Lantaran waktu pembahasan yang sangat terbatas, DPRD Jember hanya berhasil menetapkan lima Rancangan Peraturan Daerah (Raperda), dari 11 raperda yang diusulkan Pemkab Jember. Hal ini terungkap pada saat sidang paripurna pengesahan raperda, senin siang.

Juru bicara Pansus Raperda DPRD Jember, Lukman Winarno mengatakan, pansus hanya membahas raperda yang dinilai sangat mendesak keberadaanya di Jember. Apalagi waktu yang diberikan sangat terbatas, sehingga DPRD Jember memprioritaskan lima raperda.

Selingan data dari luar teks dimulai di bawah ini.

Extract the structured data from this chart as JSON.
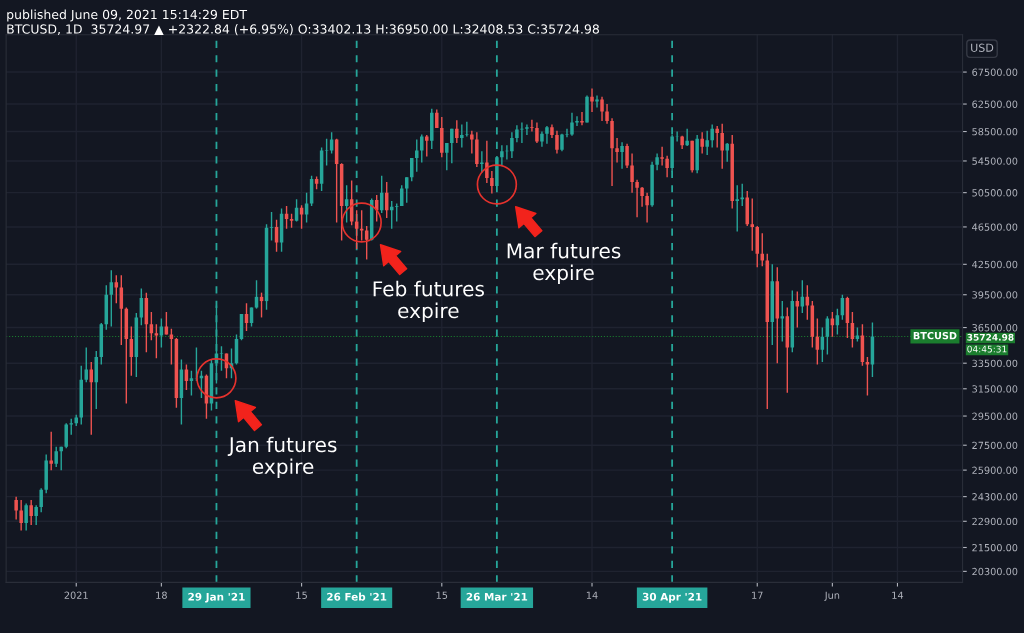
{
  "chart_data": {
    "type": "candlestick",
    "title": "published June 09, 2021 15:14:29 EDT",
    "subtitle": "BTCUSD, 1D  35724.97 ▲ +2322.84 (+6.95%) O:33402.13 H:36950.00 L:32408.53 C:35724.98",
    "ylabel": "USD",
    "x": [
      "2020-12-20",
      "2020-12-21",
      "2020-12-22",
      "2020-12-23",
      "2020-12-24",
      "2020-12-25",
      "2020-12-26",
      "2020-12-27",
      "2020-12-28",
      "2020-12-29",
      "2020-12-30",
      "2020-12-31",
      "2021-01-01",
      "2021-01-02",
      "2021-01-03",
      "2021-01-04",
      "2021-01-05",
      "2021-01-06",
      "2021-01-07",
      "2021-01-08",
      "2021-01-09",
      "2021-01-10",
      "2021-01-11",
      "2021-01-12",
      "2021-01-13",
      "2021-01-14",
      "2021-01-15",
      "2021-01-16",
      "2021-01-17",
      "2021-01-18",
      "2021-01-19",
      "2021-01-20",
      "2021-01-21",
      "2021-01-22",
      "2021-01-23",
      "2021-01-24",
      "2021-01-25",
      "2021-01-26",
      "2021-01-27",
      "2021-01-28",
      "2021-01-29",
      "2021-01-30",
      "2021-01-31",
      "2021-02-01",
      "2021-02-02",
      "2021-02-03",
      "2021-02-04",
      "2021-02-05",
      "2021-02-06",
      "2021-02-07",
      "2021-02-08",
      "2021-02-09",
      "2021-02-10",
      "2021-02-11",
      "2021-02-12",
      "2021-02-13",
      "2021-02-14",
      "2021-02-15",
      "2021-02-16",
      "2021-02-17",
      "2021-02-18",
      "2021-02-19",
      "2021-02-20",
      "2021-02-21",
      "2021-02-22",
      "2021-02-23",
      "2021-02-24",
      "2021-02-25",
      "2021-02-26",
      "2021-02-27",
      "2021-02-28",
      "2021-03-01",
      "2021-03-02",
      "2021-03-03",
      "2021-03-04",
      "2021-03-05",
      "2021-03-06",
      "2021-03-07",
      "2021-03-08",
      "2021-03-09",
      "2021-03-10",
      "2021-03-11",
      "2021-03-12",
      "2021-03-13",
      "2021-03-14",
      "2021-03-15",
      "2021-03-16",
      "2021-03-17",
      "2021-03-18",
      "2021-03-19",
      "2021-03-20",
      "2021-03-21",
      "2021-03-22",
      "2021-03-23",
      "2021-03-24",
      "2021-03-25",
      "2021-03-26",
      "2021-03-27",
      "2021-03-28",
      "2021-03-29",
      "2021-03-30",
      "2021-03-31",
      "2021-04-01",
      "2021-04-02",
      "2021-04-03",
      "2021-04-04",
      "2021-04-05",
      "2021-04-06",
      "2021-04-07",
      "2021-04-08",
      "2021-04-09",
      "2021-04-10",
      "2021-04-11",
      "2021-04-12",
      "2021-04-13",
      "2021-04-14",
      "2021-04-15",
      "2021-04-16",
      "2021-04-17",
      "2021-04-18",
      "2021-04-19",
      "2021-04-20",
      "2021-04-21",
      "2021-04-22",
      "2021-04-23",
      "2021-04-24",
      "2021-04-25",
      "2021-04-26",
      "2021-04-27",
      "2021-04-28",
      "2021-04-29",
      "2021-04-30",
      "2021-05-01",
      "2021-05-02",
      "2021-05-03",
      "2021-05-04",
      "2021-05-05",
      "2021-05-06",
      "2021-05-07",
      "2021-05-08",
      "2021-05-09",
      "2021-05-10",
      "2021-05-11",
      "2021-05-12",
      "2021-05-13",
      "2021-05-14",
      "2021-05-15",
      "2021-05-16",
      "2021-05-17",
      "2021-05-18",
      "2021-05-19",
      "2021-05-20",
      "2021-05-21",
      "2021-05-22",
      "2021-05-23",
      "2021-05-24",
      "2021-05-25",
      "2021-05-26",
      "2021-05-27",
      "2021-05-28",
      "2021-05-29",
      "2021-05-30",
      "2021-05-31",
      "2021-06-01",
      "2021-06-02",
      "2021-06-03",
      "2021-06-04",
      "2021-06-05",
      "2021-06-06",
      "2021-06-07",
      "2021-06-08",
      "2021-06-09"
    ],
    "series": [
      {
        "colors": [
          "#ef5350",
          "#ef5350",
          "#26a69a",
          "#ef5350",
          "#26a69a",
          "#26a69a",
          "#26a69a",
          "#ef5350",
          "#26a69a",
          "#26a69a",
          "#26a69a",
          "#26a69a",
          "#26a69a",
          "#26a69a",
          "#26a69a",
          "#ef5350",
          "#26a69a",
          "#26a69a",
          "#26a69a",
          "#26a69a",
          "#ef5350",
          "#ef5350",
          "#ef5350",
          "#ef5350",
          "#26a69a",
          "#26a69a",
          "#ef5350",
          "#ef5350",
          "#ef5350",
          "#26a69a",
          "#ef5350",
          "#ef5350",
          "#ef5350",
          "#26a69a",
          "#ef5350",
          "#26a69a",
          "#26a69a",
          "#26a69a",
          "#ef5350",
          "#26a69a",
          "#26a69a",
          "#26a69a",
          "#ef5350",
          "#26a69a",
          "#26a69a",
          "#26a69a",
          "#ef5350",
          "#26a69a",
          "#26a69a",
          "#ef5350",
          "#26a69a",
          "#26a69a",
          "#ef5350",
          "#26a69a",
          "#ef5350",
          "#ef5350",
          "#26a69a",
          "#ef5350",
          "#26a69a",
          "#26a69a",
          "#ef5350",
          "#26a69a",
          "#26a69a",
          "#26a69a",
          "#ef5350",
          "#ef5350",
          "#26a69a",
          "#ef5350",
          "#ef5350",
          "#ef5350",
          "#ef5350",
          "#26a69a",
          "#ef5350",
          "#26a69a",
          "#ef5350",
          "#26a69a",
          "#26a69a",
          "#26a69a",
          "#26a69a",
          "#26a69a",
          "#26a69a",
          "#26a69a",
          "#ef5350",
          "#26a69a",
          "#ef5350",
          "#ef5350",
          "#26a69a",
          "#26a69a",
          "#ef5350",
          "#26a69a",
          "#26a69a",
          "#ef5350",
          "#ef5350",
          "#26a69a",
          "#ef5350",
          "#ef5350",
          "#26a69a",
          "#26a69a",
          "#26a69a",
          "#26a69a",
          "#26a69a",
          "#26a69a",
          "#26a69a",
          "#ef5350",
          "#ef5350",
          "#26a69a",
          "#26a69a",
          "#ef5350",
          "#ef5350",
          "#26a69a",
          "#26a69a",
          "#26a69a",
          "#26a69a",
          "#ef5350",
          "#26a69a",
          "#ef5350",
          "#26a69a",
          "#ef5350",
          "#ef5350",
          "#ef5350",
          "#ef5350",
          "#26a69a",
          "#ef5350",
          "#ef5350",
          "#ef5350",
          "#ef5350",
          "#ef5350",
          "#26a69a",
          "#26a69a",
          "#ef5350",
          "#ef5350",
          "#26a69a",
          "#26a69a",
          "#ef5350",
          "#26a69a",
          "#ef5350",
          "#26a69a",
          "#ef5350",
          "#26a69a",
          "#26a69a",
          "#ef5350",
          "#ef5350",
          "#26a69a",
          "#ef5350",
          "#26a69a",
          "#26a69a",
          "#ef5350",
          "#ef5350",
          "#ef5350",
          "#ef5350",
          "#ef5350",
          "#26a69a",
          "#ef5350",
          "#26a69a",
          "#ef5350",
          "#26a69a",
          "#ef5350",
          "#26a69a",
          "#ef5350",
          "#ef5350",
          "#ef5350",
          "#26a69a",
          "#26a69a",
          "#ef5350",
          "#26a69a",
          "#26a69a",
          "#ef5350",
          "#ef5350",
          "#26a69a",
          "#ef5350",
          "#ef5350",
          "#26a69a"
        ],
        "ohlc": [
          [
            24100,
            24300,
            23000,
            23500
          ],
          [
            23500,
            24100,
            22400,
            22800
          ],
          [
            22800,
            23900,
            22400,
            23800
          ],
          [
            23800,
            24100,
            22700,
            23200
          ],
          [
            23200,
            23800,
            22700,
            23700
          ],
          [
            23700,
            24800,
            23400,
            24700
          ],
          [
            24700,
            26900,
            24500,
            26500
          ],
          [
            26500,
            28400,
            25900,
            26300
          ],
          [
            26300,
            27400,
            26100,
            27100
          ],
          [
            27100,
            27400,
            25900,
            27400
          ],
          [
            27400,
            29000,
            27300,
            28900
          ],
          [
            28900,
            29300,
            28200,
            29000
          ],
          [
            29000,
            29600,
            28800,
            29400
          ],
          [
            29400,
            33300,
            28900,
            32200
          ],
          [
            32200,
            34800,
            32000,
            33000
          ],
          [
            33000,
            33600,
            28200,
            32000
          ],
          [
            32000,
            34500,
            30000,
            34000
          ],
          [
            34000,
            36900,
            33400,
            36800
          ],
          [
            36800,
            40400,
            36300,
            39500
          ],
          [
            39500,
            41900,
            36600,
            40700
          ],
          [
            40700,
            41400,
            38700,
            40200
          ],
          [
            40200,
            41400,
            35000,
            38200
          ],
          [
            38200,
            38300,
            30400,
            35500
          ],
          [
            35500,
            36600,
            32500,
            34000
          ],
          [
            34000,
            37800,
            32400,
            37400
          ],
          [
            37400,
            40100,
            36700,
            39200
          ],
          [
            39200,
            39700,
            34400,
            36800
          ],
          [
            36800,
            37900,
            35400,
            36000
          ],
          [
            36000,
            36800,
            33900,
            35800
          ],
          [
            35800,
            37300,
            34800,
            36600
          ],
          [
            36600,
            37900,
            35900,
            35900
          ],
          [
            35900,
            36400,
            33400,
            35500
          ],
          [
            35500,
            35600,
            30100,
            30800
          ],
          [
            30800,
            33800,
            28900,
            33000
          ],
          [
            33000,
            33400,
            31400,
            32100
          ],
          [
            32100,
            32900,
            31000,
            32300
          ],
          [
            32300,
            34800,
            32100,
            32300
          ],
          [
            32300,
            32900,
            30800,
            32500
          ],
          [
            32500,
            32600,
            29300,
            30400
          ],
          [
            30400,
            33800,
            29900,
            33500
          ],
          [
            33500,
            38500,
            31900,
            34300
          ],
          [
            34300,
            34900,
            32900,
            34300
          ],
          [
            34300,
            34300,
            32300,
            33100
          ],
          [
            33100,
            34700,
            32300,
            33500
          ],
          [
            33500,
            35900,
            33400,
            35500
          ],
          [
            35500,
            37700,
            35400,
            37700
          ],
          [
            37700,
            38700,
            36200,
            36900
          ],
          [
            36900,
            38300,
            36600,
            38300
          ],
          [
            38300,
            40900,
            38200,
            39300
          ],
          [
            39300,
            39700,
            37400,
            38900
          ],
          [
            38900,
            46800,
            38100,
            46400
          ],
          [
            46400,
            48200,
            45000,
            46500
          ],
          [
            46500,
            47300,
            43800,
            44800
          ],
          [
            44800,
            48600,
            43800,
            48000
          ],
          [
            48000,
            48900,
            46300,
            47400
          ],
          [
            47400,
            48000,
            46400,
            47200
          ],
          [
            47200,
            49700,
            47100,
            48700
          ],
          [
            48700,
            49000,
            46300,
            47900
          ],
          [
            47900,
            50500,
            47000,
            49200
          ],
          [
            49200,
            52600,
            48900,
            52200
          ],
          [
            52200,
            52500,
            50900,
            51600
          ],
          [
            51600,
            56300,
            50700,
            55900
          ],
          [
            55900,
            57500,
            53900,
            55900
          ],
          [
            55900,
            58400,
            55500,
            57400
          ],
          [
            57400,
            57500,
            47000,
            54100
          ],
          [
            54100,
            54200,
            45000,
            48900
          ],
          [
            48900,
            51400,
            47000,
            49700
          ],
          [
            49700,
            52000,
            46700,
            47100
          ],
          [
            47100,
            48400,
            44100,
            46300
          ],
          [
            46300,
            48400,
            45000,
            46100
          ],
          [
            46100,
            46600,
            43000,
            45100
          ],
          [
            45100,
            49800,
            45000,
            49600
          ],
          [
            49600,
            50200,
            47100,
            48400
          ],
          [
            48400,
            52600,
            48100,
            50500
          ],
          [
            50500,
            51800,
            47500,
            48400
          ],
          [
            48400,
            49500,
            46300,
            48800
          ],
          [
            48800,
            49200,
            47100,
            48900
          ],
          [
            48900,
            51400,
            48900,
            51000
          ],
          [
            51000,
            52400,
            49300,
            52400
          ],
          [
            52400,
            54900,
            51900,
            54900
          ],
          [
            54900,
            57400,
            53100,
            55900
          ],
          [
            55900,
            58100,
            54300,
            57800
          ],
          [
            57800,
            58000,
            55100,
            57200
          ],
          [
            57200,
            61800,
            56100,
            61200
          ],
          [
            61200,
            61700,
            59000,
            59000
          ],
          [
            59000,
            60600,
            55000,
            55600
          ],
          [
            55600,
            56900,
            53300,
            56900
          ],
          [
            56900,
            58900,
            54200,
            58900
          ],
          [
            58900,
            60100,
            56900,
            57600
          ],
          [
            57600,
            59500,
            56300,
            58000
          ],
          [
            58000,
            59900,
            57800,
            58100
          ],
          [
            58100,
            58600,
            55500,
            57400
          ],
          [
            57400,
            58400,
            53700,
            54100
          ],
          [
            54100,
            55800,
            53000,
            54300
          ],
          [
            54300,
            57200,
            51700,
            52300
          ],
          [
            52300,
            53200,
            50400,
            51300
          ],
          [
            51300,
            55100,
            51300,
            55000
          ],
          [
            55000,
            56600,
            53900,
            55800
          ],
          [
            55800,
            56600,
            54700,
            55800
          ],
          [
            55800,
            58400,
            54900,
            57600
          ],
          [
            57600,
            59400,
            57000,
            58800
          ],
          [
            58800,
            59800,
            56900,
            58900
          ],
          [
            58900,
            59500,
            58000,
            59100
          ],
          [
            59100,
            60200,
            58500,
            59000
          ],
          [
            59000,
            59800,
            56900,
            57100
          ],
          [
            57100,
            58500,
            56400,
            58200
          ],
          [
            58200,
            59300,
            56800,
            59100
          ],
          [
            59100,
            59500,
            57600,
            58000
          ],
          [
            58000,
            58600,
            55500,
            56000
          ],
          [
            56000,
            58200,
            55800,
            58100
          ],
          [
            58100,
            58900,
            57700,
            58100
          ],
          [
            58100,
            61200,
            57900,
            59800
          ],
          [
            59800,
            60700,
            59300,
            60000
          ],
          [
            60000,
            61300,
            59400,
            59800
          ],
          [
            59800,
            63800,
            59800,
            63600
          ],
          [
            63600,
            64900,
            61300,
            62900
          ],
          [
            62900,
            63800,
            62000,
            63200
          ],
          [
            63200,
            63600,
            60000,
            61400
          ],
          [
            61400,
            62500,
            59600,
            60000
          ],
          [
            60000,
            60400,
            51300,
            56200
          ],
          [
            56200,
            57600,
            54300,
            55700
          ],
          [
            55700,
            57000,
            53500,
            56500
          ],
          [
            56500,
            56800,
            53600,
            53900
          ],
          [
            53900,
            55500,
            50500,
            51800
          ],
          [
            51800,
            52100,
            47600,
            51100
          ],
          [
            51100,
            51200,
            48800,
            50100
          ],
          [
            50100,
            50500,
            47000,
            49000
          ],
          [
            49000,
            54400,
            48800,
            54000
          ],
          [
            54000,
            55500,
            53300,
            55000
          ],
          [
            55000,
            56400,
            53900,
            54800
          ],
          [
            54800,
            55200,
            52400,
            53600
          ],
          [
            53600,
            58000,
            53100,
            57800
          ],
          [
            57800,
            58500,
            57100,
            57800
          ],
          [
            57800,
            57900,
            56100,
            56600
          ],
          [
            56600,
            58900,
            56500,
            57200
          ],
          [
            57200,
            57200,
            53000,
            53300
          ],
          [
            53300,
            58000,
            52900,
            57500
          ],
          [
            57500,
            58400,
            55500,
            56400
          ],
          [
            56400,
            58600,
            55300,
            57300
          ],
          [
            57300,
            59500,
            56300,
            58900
          ],
          [
            58900,
            59300,
            56300,
            58300
          ],
          [
            58300,
            59600,
            53500,
            55900
          ],
          [
            55900,
            56900,
            54400,
            56800
          ],
          [
            56800,
            58000,
            48600,
            49500
          ],
          [
            49500,
            51400,
            46000,
            49700
          ],
          [
            49700,
            51600,
            48900,
            49900
          ],
          [
            49900,
            50700,
            46600,
            46800
          ],
          [
            46800,
            49800,
            43900,
            46500
          ],
          [
            46500,
            46600,
            42200,
            43600
          ],
          [
            43600,
            45800,
            42300,
            42900
          ],
          [
            42900,
            43600,
            30000,
            37000
          ],
          [
            37000,
            42500,
            35000,
            40800
          ],
          [
            40800,
            42200,
            33500,
            37300
          ],
          [
            37300,
            38900,
            35300,
            37500
          ],
          [
            37500,
            38300,
            31200,
            34800
          ],
          [
            34800,
            39900,
            34400,
            38900
          ],
          [
            38900,
            39800,
            36500,
            38400
          ],
          [
            38400,
            40900,
            37800,
            39300
          ],
          [
            39300,
            40400,
            37200,
            38500
          ],
          [
            38500,
            38900,
            34800,
            35700
          ],
          [
            35700,
            37300,
            33400,
            34600
          ],
          [
            34600,
            36500,
            33600,
            35700
          ],
          [
            35700,
            37500,
            34200,
            37300
          ],
          [
            37300,
            37900,
            35700,
            36700
          ],
          [
            36700,
            38200,
            35900,
            37600
          ],
          [
            37600,
            39500,
            37200,
            39200
          ],
          [
            39200,
            39300,
            35600,
            36900
          ],
          [
            36900,
            37900,
            34800,
            35500
          ],
          [
            35500,
            36500,
            35300,
            35800
          ],
          [
            35800,
            36800,
            33300,
            33600
          ],
          [
            33600,
            34000,
            31000,
            33400
          ],
          [
            33402.13,
            36950,
            32408.53,
            35724.98
          ]
        ]
      }
    ],
    "log": true,
    "ylim": [
      19770,
      73830
    ],
    "yticks": [
      {
        "value": 20300,
        "label": "20300.00"
      },
      {
        "value": 21500,
        "label": "21500.00"
      },
      {
        "value": 22900,
        "label": "22900.00"
      },
      {
        "value": 24300,
        "label": "24300.00"
      },
      {
        "value": 25900,
        "label": "25900.00"
      },
      {
        "value": 27500,
        "label": "27500.00"
      },
      {
        "value": 29500,
        "label": "29500.00"
      },
      {
        "value": 31500,
        "label": "31500.00"
      },
      {
        "value": 33500,
        "label": "33500.00"
      },
      {
        "value": 36500,
        "label": "36500.00"
      },
      {
        "value": 39500,
        "label": "39500.00"
      },
      {
        "value": 42500,
        "label": "42500.00"
      },
      {
        "value": 46500,
        "label": "46500.00"
      },
      {
        "value": 50500,
        "label": "50500.00"
      },
      {
        "value": 54500,
        "label": "54500.00"
      },
      {
        "value": 58500,
        "label": "58500.00"
      },
      {
        "value": 62500,
        "label": "62500.00"
      },
      {
        "value": 67500,
        "label": "67500.00"
      }
    ],
    "xlim": [
      "2020-12-18",
      "2021-06-27"
    ],
    "xticks": [
      {
        "value": "2021-01-01",
        "label": "2021"
      },
      {
        "value": "2021-01-18",
        "label": "18"
      },
      {
        "value": "2021-02-15",
        "label": "15"
      },
      {
        "value": "2021-03-15",
        "label": "15"
      },
      {
        "value": "2021-04-14",
        "label": "14"
      },
      {
        "value": "2021-05-17",
        "label": "17"
      },
      {
        "value": "2021-06-01",
        "label": "Jun"
      },
      {
        "value": "2021-06-14",
        "label": "14"
      }
    ],
    "grid": true,
    "ref_lines": [
      {
        "axis": "x",
        "value": "2021-01-29",
        "label": "29 Jan '21",
        "color": "#26a69a",
        "line_style": "dashed"
      },
      {
        "axis": "x",
        "value": "2021-02-26",
        "label": "26 Feb '21",
        "color": "#26a69a",
        "line_style": "dashed"
      },
      {
        "axis": "x",
        "value": "2021-03-26",
        "label": "26 Mar '21",
        "color": "#26a69a",
        "line_style": "dashed"
      },
      {
        "axis": "x",
        "value": "2021-04-30",
        "label": "30 Apr '21",
        "color": "#26a69a",
        "line_style": "dashed"
      },
      {
        "axis": "y",
        "value": 35724.98,
        "label": "35724.98",
        "color": "#1b7d2e",
        "line_style": "dotted"
      }
    ],
    "annotations": [
      {
        "text": "Jan futures\nexpire",
        "x": "2021-01-29",
        "y": 32300
      },
      {
        "text": "Feb futures\nexpire",
        "x": "2021-02-27",
        "y": 47000
      },
      {
        "text": "Mar futures\nexpire",
        "x": "2021-03-26",
        "y": 51500
      },
      "BTCUSD",
      "04:45:31"
    ]
  }
}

Lukman menambahkan, justru jika dipaksakan membahas sebelas raperda dalam kurun waktu yang cukup singkat, sejumlah raperda yang telah diprioritaskan akan terbengkalai dan tidak ditetapkan. Sehingga akan mengganggu pelayanan kepada masyarakat, seperti raperda adminsitrasi kependudukan.

Adapun Lima Raperda DPRD Jember yang berhasil dibahas dan ditetapkan adalah, perda pajak daerah, retribusi jasa umum, retribusi jasa usaha, retribusi perizinan tertentu dan penyelenggaraan administrasi kependudukan.

Lebih lanjut Lukman menjelaskan, untuk enam raperda yang belum ditetapkan diantaranya, raperda pengelolaan barang milik pemkab, Perkebunan Daerah Perkebunan (PDP), perlindungan dan pemberdayaan pasar tradisional serta penataan toko modern dan pusat perbelanjaan, pengelolaan pertambangan umum, pengelolaan air tanah dan ketenagalistrikan jember.